In granting the defense motion, the district court noted that plaintiff had been told “by Towers, his employer, all three credit reporting agencies and by LifeLock’s marketing materials that, save for the credit fraud insurance, he could perform all the services performed by LifeLock for free.” Caudle, at *2. The class action complaint alleged that plaintiff and 300,000 others “were injured by the theft of the laptops because their personal information was exposed, creating the potential for identity theft and fraud leading plaintiff and the purported class to spend money on monitoring services.” Id. The class action alleged further that “‘[t]he moneys that Plaintiffs reasonably spend to reduce the danger of identity theft and mitigate their damages’ would have to continue ‘beyond the one-year coverage offered by Towers Perrin.’” Id. However, the only actual damages, if any, suffered by plaintiff or the class was the cost for credit monitoring; the class action did not allege any direct financial loss or that any class member had suffered identity theft. Id.

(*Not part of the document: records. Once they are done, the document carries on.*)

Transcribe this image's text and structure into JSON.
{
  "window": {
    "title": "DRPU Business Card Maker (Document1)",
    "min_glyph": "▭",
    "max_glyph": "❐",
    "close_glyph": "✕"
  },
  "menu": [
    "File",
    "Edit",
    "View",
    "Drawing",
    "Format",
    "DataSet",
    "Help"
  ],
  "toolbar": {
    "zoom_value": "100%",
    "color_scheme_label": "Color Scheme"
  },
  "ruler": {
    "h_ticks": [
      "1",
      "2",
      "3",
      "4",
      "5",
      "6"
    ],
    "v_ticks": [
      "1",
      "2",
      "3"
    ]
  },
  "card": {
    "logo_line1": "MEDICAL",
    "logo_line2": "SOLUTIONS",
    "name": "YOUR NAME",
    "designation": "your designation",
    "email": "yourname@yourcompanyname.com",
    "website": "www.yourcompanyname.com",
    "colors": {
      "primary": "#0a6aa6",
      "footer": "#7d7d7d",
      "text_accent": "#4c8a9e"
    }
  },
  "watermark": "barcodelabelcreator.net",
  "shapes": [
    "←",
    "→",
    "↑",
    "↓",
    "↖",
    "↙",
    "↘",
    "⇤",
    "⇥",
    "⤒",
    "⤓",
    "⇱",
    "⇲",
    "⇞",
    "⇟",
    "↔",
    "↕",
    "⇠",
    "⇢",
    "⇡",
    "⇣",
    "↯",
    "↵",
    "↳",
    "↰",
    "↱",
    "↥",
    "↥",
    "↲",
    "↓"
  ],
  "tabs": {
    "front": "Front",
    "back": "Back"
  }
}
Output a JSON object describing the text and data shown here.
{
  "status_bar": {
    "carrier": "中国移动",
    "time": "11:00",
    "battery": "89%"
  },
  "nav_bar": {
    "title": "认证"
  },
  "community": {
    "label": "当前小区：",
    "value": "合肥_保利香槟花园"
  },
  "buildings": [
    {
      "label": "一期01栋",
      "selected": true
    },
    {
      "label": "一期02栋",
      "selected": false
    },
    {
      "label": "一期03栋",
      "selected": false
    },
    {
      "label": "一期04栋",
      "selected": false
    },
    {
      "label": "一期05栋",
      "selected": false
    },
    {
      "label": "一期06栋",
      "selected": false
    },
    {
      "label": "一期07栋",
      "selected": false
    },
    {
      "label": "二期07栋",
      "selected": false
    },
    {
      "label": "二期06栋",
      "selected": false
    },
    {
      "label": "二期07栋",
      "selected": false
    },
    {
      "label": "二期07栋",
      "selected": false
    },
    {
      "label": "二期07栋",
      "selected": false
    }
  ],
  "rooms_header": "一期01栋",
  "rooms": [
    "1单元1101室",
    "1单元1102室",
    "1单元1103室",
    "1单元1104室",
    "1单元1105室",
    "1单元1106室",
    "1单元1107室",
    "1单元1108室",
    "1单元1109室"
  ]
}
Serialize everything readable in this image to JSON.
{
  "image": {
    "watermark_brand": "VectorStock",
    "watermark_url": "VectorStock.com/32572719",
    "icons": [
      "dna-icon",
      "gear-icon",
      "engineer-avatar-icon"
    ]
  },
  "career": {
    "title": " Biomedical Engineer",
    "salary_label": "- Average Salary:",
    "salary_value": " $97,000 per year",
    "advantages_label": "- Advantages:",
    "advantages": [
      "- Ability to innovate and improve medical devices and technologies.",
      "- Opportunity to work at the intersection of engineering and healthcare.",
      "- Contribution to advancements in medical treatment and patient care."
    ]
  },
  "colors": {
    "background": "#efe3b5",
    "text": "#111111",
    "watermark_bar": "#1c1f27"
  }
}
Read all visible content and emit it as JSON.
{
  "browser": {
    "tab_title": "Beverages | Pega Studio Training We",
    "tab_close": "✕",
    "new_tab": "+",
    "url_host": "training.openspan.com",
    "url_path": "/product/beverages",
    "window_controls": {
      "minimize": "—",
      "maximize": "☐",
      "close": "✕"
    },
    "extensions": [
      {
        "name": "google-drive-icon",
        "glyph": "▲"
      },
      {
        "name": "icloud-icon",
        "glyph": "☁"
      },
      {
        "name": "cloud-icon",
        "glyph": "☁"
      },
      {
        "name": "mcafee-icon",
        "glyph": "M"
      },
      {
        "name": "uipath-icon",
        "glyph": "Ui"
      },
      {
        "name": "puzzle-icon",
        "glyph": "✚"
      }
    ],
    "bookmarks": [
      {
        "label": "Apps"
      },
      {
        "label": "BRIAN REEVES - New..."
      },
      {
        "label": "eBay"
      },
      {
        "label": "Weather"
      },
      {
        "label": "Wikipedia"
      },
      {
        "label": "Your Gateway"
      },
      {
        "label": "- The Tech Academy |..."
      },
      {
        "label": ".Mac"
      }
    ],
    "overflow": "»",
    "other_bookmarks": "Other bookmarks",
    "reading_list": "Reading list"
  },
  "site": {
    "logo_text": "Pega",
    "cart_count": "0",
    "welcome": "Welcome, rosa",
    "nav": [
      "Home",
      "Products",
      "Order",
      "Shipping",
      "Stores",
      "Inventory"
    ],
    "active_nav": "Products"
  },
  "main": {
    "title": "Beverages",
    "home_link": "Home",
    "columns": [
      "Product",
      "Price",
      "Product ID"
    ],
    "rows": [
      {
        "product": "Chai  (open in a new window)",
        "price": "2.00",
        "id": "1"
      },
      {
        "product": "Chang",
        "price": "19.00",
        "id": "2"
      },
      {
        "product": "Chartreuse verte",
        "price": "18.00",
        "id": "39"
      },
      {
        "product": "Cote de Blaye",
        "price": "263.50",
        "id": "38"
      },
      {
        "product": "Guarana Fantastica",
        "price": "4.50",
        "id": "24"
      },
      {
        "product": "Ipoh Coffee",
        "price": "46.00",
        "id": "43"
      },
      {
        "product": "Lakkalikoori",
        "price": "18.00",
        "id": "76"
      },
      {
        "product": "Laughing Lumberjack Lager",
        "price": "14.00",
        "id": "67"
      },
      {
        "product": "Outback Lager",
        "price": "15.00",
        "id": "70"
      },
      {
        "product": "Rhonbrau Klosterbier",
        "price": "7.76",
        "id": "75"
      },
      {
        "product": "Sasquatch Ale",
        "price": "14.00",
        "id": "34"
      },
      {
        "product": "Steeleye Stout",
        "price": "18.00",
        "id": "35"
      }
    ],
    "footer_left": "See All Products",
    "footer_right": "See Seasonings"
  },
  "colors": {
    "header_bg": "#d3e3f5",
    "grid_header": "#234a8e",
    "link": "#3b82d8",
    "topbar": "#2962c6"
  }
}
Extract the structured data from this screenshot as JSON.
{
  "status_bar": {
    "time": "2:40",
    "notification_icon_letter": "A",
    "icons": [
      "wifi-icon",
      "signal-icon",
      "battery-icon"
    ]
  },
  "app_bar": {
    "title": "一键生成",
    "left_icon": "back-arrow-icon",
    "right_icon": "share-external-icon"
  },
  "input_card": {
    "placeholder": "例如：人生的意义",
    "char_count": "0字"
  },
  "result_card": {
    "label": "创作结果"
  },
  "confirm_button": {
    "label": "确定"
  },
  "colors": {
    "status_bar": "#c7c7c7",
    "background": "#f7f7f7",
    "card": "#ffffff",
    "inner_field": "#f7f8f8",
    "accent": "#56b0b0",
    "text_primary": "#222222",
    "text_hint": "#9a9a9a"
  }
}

In analyzing the defense motion for summary judgment as to the negligence and breach of fiduciary duty claims, the district court first concluded that New York law governed. Caudle, at *6-*7. While New York’s highest court had not yet addressed the claims at issue, the federal court held, “Factors giving rise to a demonstrable basis for a serious concern over misuse may include evidence of the following: (1) the of lack any password-protection for use of the computer such that an unsophisticated user could boot the computer and immediately access the file; (2) that the person stealing the hard drive was motivated by a desire to access the data and had the capabilities to do so; or (3) actual access or misuse of information of the plaintiff or another person whose data was stored on the same hard drive.” Id., at *7. The court concluded, “This Court cannot say with confidence that New York would recognize a claim if any or all of these elements were met. However, the Court can comfortably conclude that New York would not allow a claim to proceed where none of these elements are present.” Id. Given the facts of this case, the federal court concluded that the class action’s negligence and breach of fiduciary duty claims could not proceed. Id., at *8. Put simply, the district court believed that “[w]ithout more than allegations of increased risk of future identity theft, the plaintiffs have not suffered a harm that the law is prepared to remedy.” Id. Accordingly, it granted the defense motion for summary judgment as to these claims, id., at *9. However, with respect to the class action’s breach of contract claim, the federal court reached a different conclusion. Because the parties had conducted only limited discovery under the court’s bifurcated discovery plan, the district court explained that it “[did] not know the terms of the contract nor [could] it make an intelligent decision on the choice of law analysis.” Id. Accordingly, it denied the motion without prejudice. Id., at *9-10.
NOTE: We do not here discuss the district court’s discussion of defendant’s claim that subject matter jurisdiction did not exist under CAFA, see Caudle, at *4, or that plaintiff had Article III standing, see id., at *4-*6.